As you communicate with spoken words, you communicate with notes and sounds. There are only so many symbols, sounds and words to understand, and when you learn them you can speak, read and understand what it’s all about. Then, one either develops a small yet functional vocabulary or a large and involved one. And as people learn to speak before learning to read, learning to play music before learning to read music is an efficient first step. (And did you know there are only six little shapes that make up most of written music?)
You can break down the musical language into three categories: melody, harmony and rhythm. Melody is a series of single notes (note: a specific musical sound), Harmony is combinations of notes and Rhythm is the placement of sounds and notes. Besides physical technique and lyrics – that’s all there is to the mechanical fundamentals. The mechanics of music are finite. The creative application is unlimited.
To get more out of your playing, or get re-started if you’ve stopped, you can address your understanding of these elements, increase your vocabulary and clear up any confusions you’ve had. Start by looking up these words in a SIMPLE dictionary, as music dictionaries can get extremely involved. Also look up any related words you think of, then take your new understanding and listen to lot’s of music. Within that music find some melody, find some harmony and tap out some rhythms you hear; get some “ears-on” application.
Speaking of ears, you’ve heard of “playing by ear”? This means to hear or conceive sounds and duplicate what they are on your instrument. Some people do this naturally to a certain degree, whereas most people have to work at it. But all this entails is gaining some understanding of the language-the relationships of the sounds to each other.
As the intention behind the words you speak are actually the true communication, when the sounds you play parallel the sounds in your “inner ear” the music is truly alive and meaningful. This is easier to learn then one might think.
Two additional things you can do to increase your musical vocabulary are to 1) play single notes on an instrument and match them with your voice, and 2) create some simple sounds in your head and sing them: try to match what you create in your inner ear with your voice.
These are some main entrance points to learning the language of music.
An interesting part of teaching has been getting the idea across to students that you can’t experience something until you actually experience it; and you can’t experience it until you can actually do it. As you don’t know what it’s like to sit on a horse until you sit on a horse, you don’t really know what it’s like to play something well until you actually play something well! And until you actually hear something, recognize it and play on it on your instrument the first time you try, you haven’t experienced “playing by ear.” To learn these things, calm, relaxed and efficient practicing is necessary. There’s no way around this.
On a physical level, the purpose of practicing is to work out the kinks and hesitations to develop control over what you’re playing. To play with a tense body is like driving a car with the emergency brake on. Practicing too fast is like speeding through the mountains and screeching around the corners-you will most likely end up in a tree. You need to develop relaxed control before going fast-even with playing one note. Learn to relax when you play!
For ear training, practicing achieves a familiarity with sounds and what they are called. It’s similar to knowing what words mean versus being able to say them without understanding their definitions. An infant most likely doesn’t know what “green” is until someone points to something green and says “This is green”. It’s the same thing with ear training.
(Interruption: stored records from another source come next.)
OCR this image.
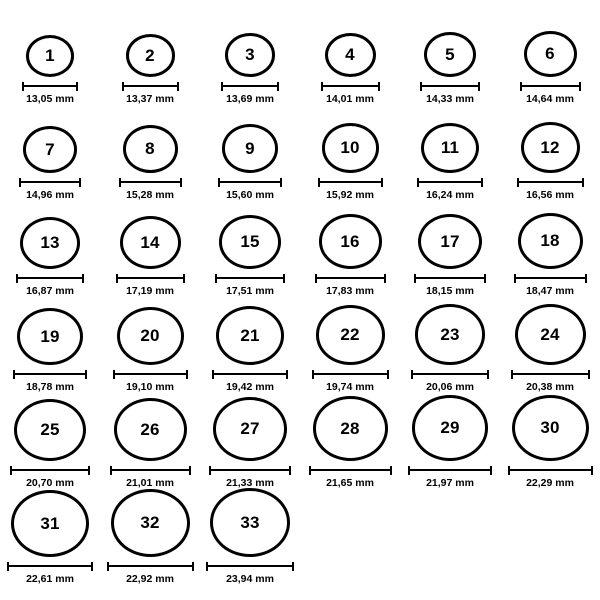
1
13,05 mm
2
13,37 mm
3
13,69 mm
4
14,01 mm
5
14,33 mm
6
14,64 mm
7
14,96 mm
8
15,28 mm
9
15,60 mm
10
15,92 mm
11
16,24 mm
12
16,56 mm
13
16,87 mm
14
17,19 mm
15
17,51 mm
16
17,83 mm
17
18,15 mm
18
18,47 mm
19
18,78 mm
20
19,10 mm
21
19,42 mm
22
19,74 mm
23
20,06 mm
24
20,38 mm
25
20,70 mm
26
21,01 mm
27
21,33 mm
28
21,65 mm
29
21,97 mm
30
22,29 mm
31
22,61 mm
32
22,92 mm
33
23,94 mm
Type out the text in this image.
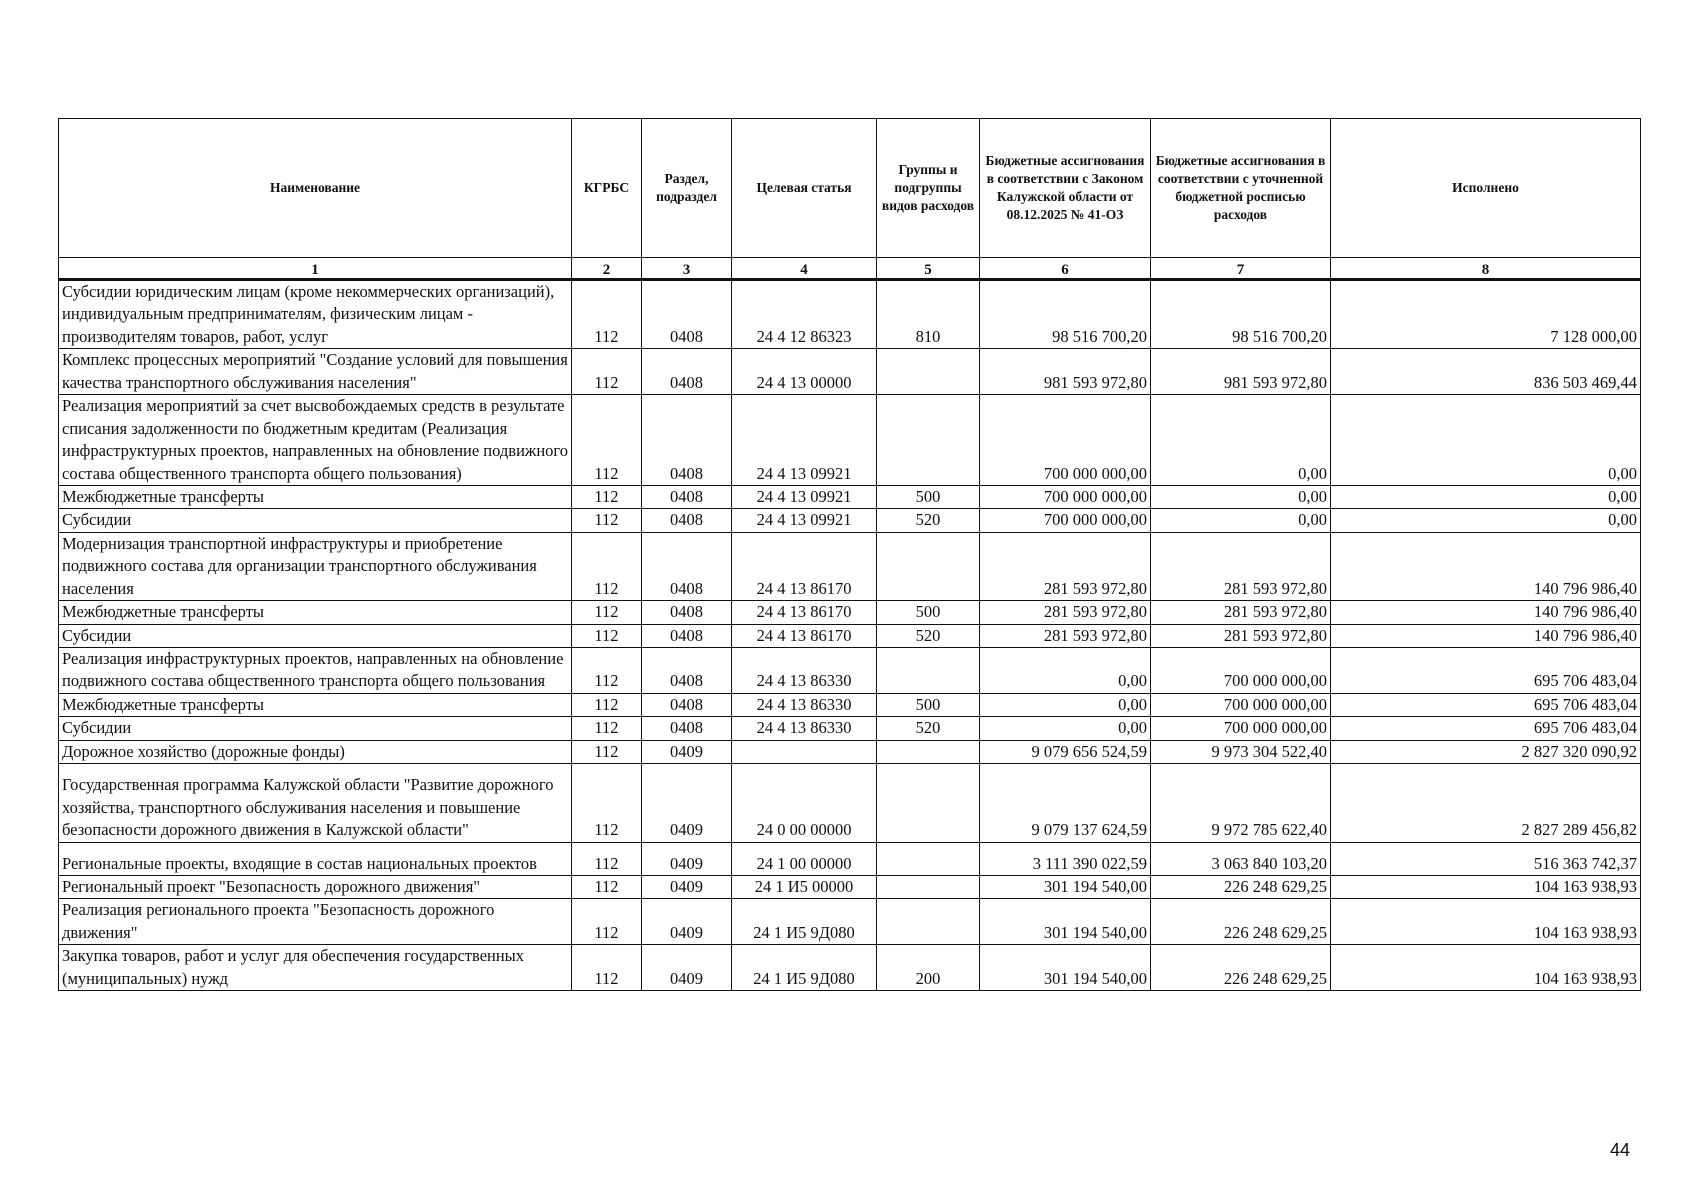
Наименование	КГРБС	Раздел, подраздел	Целевая статья	Группы и подгруппы видов расходов	Бюджетные ассигнования в соответствии с Законом Калужской области от 08.12.2025 № 41-ОЗ	Бюджетные ассигнования в соответствии с уточненной бюджетной росписью расходов	Исполнено
1	2	3	4	5	6	7	8
Субсидии юридическим лицам (кроме некоммерческих организаций), индивидуальным предпринимателям, физическим лицам - производителям товаров, работ, услуг	112	0408	24 4 12 86323	810	98 516 700,20	98 516 700,20	7 128 000,00
Комплекс процессных мероприятий "Создание условий для повышения качества транспортного обслуживания населения"	112	0408	24 4 13 00000		981 593 972,80	981 593 972,80	836 503 469,44
Реализация мероприятий за счет высвобождаемых средств в результате списания задолженности по бюджетным кредитам (Реализация инфраструктурных проектов, направленных на обновление подвижного состава общественного транспорта общего пользования)	112	0408	24 4 13 09921		700 000 000,00	0,00	0,00
Межбюджетные трансферты	112	0408	24 4 13 09921	500	700 000 000,00	0,00	0,00
Субсидии	112	0408	24 4 13 09921	520	700 000 000,00	0,00	0,00
Модернизация транспортной инфраструктуры и приобретение подвижного состава для организации транспортного обслуживания населения	112	0408	24 4 13 86170		281 593 972,80	281 593 972,80	140 796 986,40
Межбюджетные трансферты	112	0408	24 4 13 86170	500	281 593 972,80	281 593 972,80	140 796 986,40
Субсидии	112	0408	24 4 13 86170	520	281 593 972,80	281 593 972,80	140 796 986,40
Реализация инфраструктурных проектов, направленных на обновление подвижного состава общественного транспорта общего пользования	112	0408	24 4 13 86330		0,00	700 000 000,00	695 706 483,04
Межбюджетные трансферты	112	0408	24 4 13 86330	500	0,00	700 000 000,00	695 706 483,04
Субсидии	112	0408	24 4 13 86330	520	0,00	700 000 000,00	695 706 483,04
Дорожное хозяйство (дорожные фонды)	112	0409			9 079 656 524,59	9 973 304 522,40	2 827 320 090,92
Государственная программа Калужской области "Развитие дорожного хозяйства, транспортного обслуживания населения и повышение безопасности дорожного движения в Калужской области"	112	0409	24 0 00 00000		9 079 137 624,59	9 972 785 622,40	2 827 289 456,82
Региональные проекты, входящие в состав национальных проектов	112	0409	24 1 00 00000		3 111 390 022,59	3 063 840 103,20	516 363 742,37
Региональный проект "Безопасность дорожного движения"	112	0409	24 1 И5 00000		301 194 540,00	226 248 629,25	104 163 938,93
Реализация регионального проекта "Безопасность дорожного движения"	112	0409	24 1 И5 9Д080		301 194 540,00	226 248 629,25	104 163 938,93
Закупка товаров, работ и услуг для обеспечения государственных (муниципальных) нужд	112	0409	24 1 И5 9Д080	200	301 194 540,00	226 248 629,25	104 163 938,93
44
You take some sounds, learn what they’re called and how to play them, then drill listening to and identifying them. Then as you can know and recognize a few different colors, or many of them, you learn to recognize a few musical sounds, or hundreds of them: small vocabulary-large vocabulary.
A major part of learning the language of music is practicing at the right speed; the speed at which you can actually DO whatever it is, then through repetition gaining control and certainty.(And some things need to be repeated hundreds of times before you get it-so be patient!) Then once you can do whatever it is, you can get it faster and more fluid. Practicing too fast is probably the number one boo-boo students make.
There are many elements to the language, and until the pieces are put together the puzzle remains unfinished. When I teach I spend a great deal of time simply filling in the holes that people have in their puzzles, and creating sequences of things to do to complete the picture: small picture or big picture.
Whether you are learning your first songs, learning to read or filling in the holes, find something you want to improve and create a realistic practice routine. Put your puzzle together piece by piece and eventually the picture will appear and you’ll speak more of the language of music.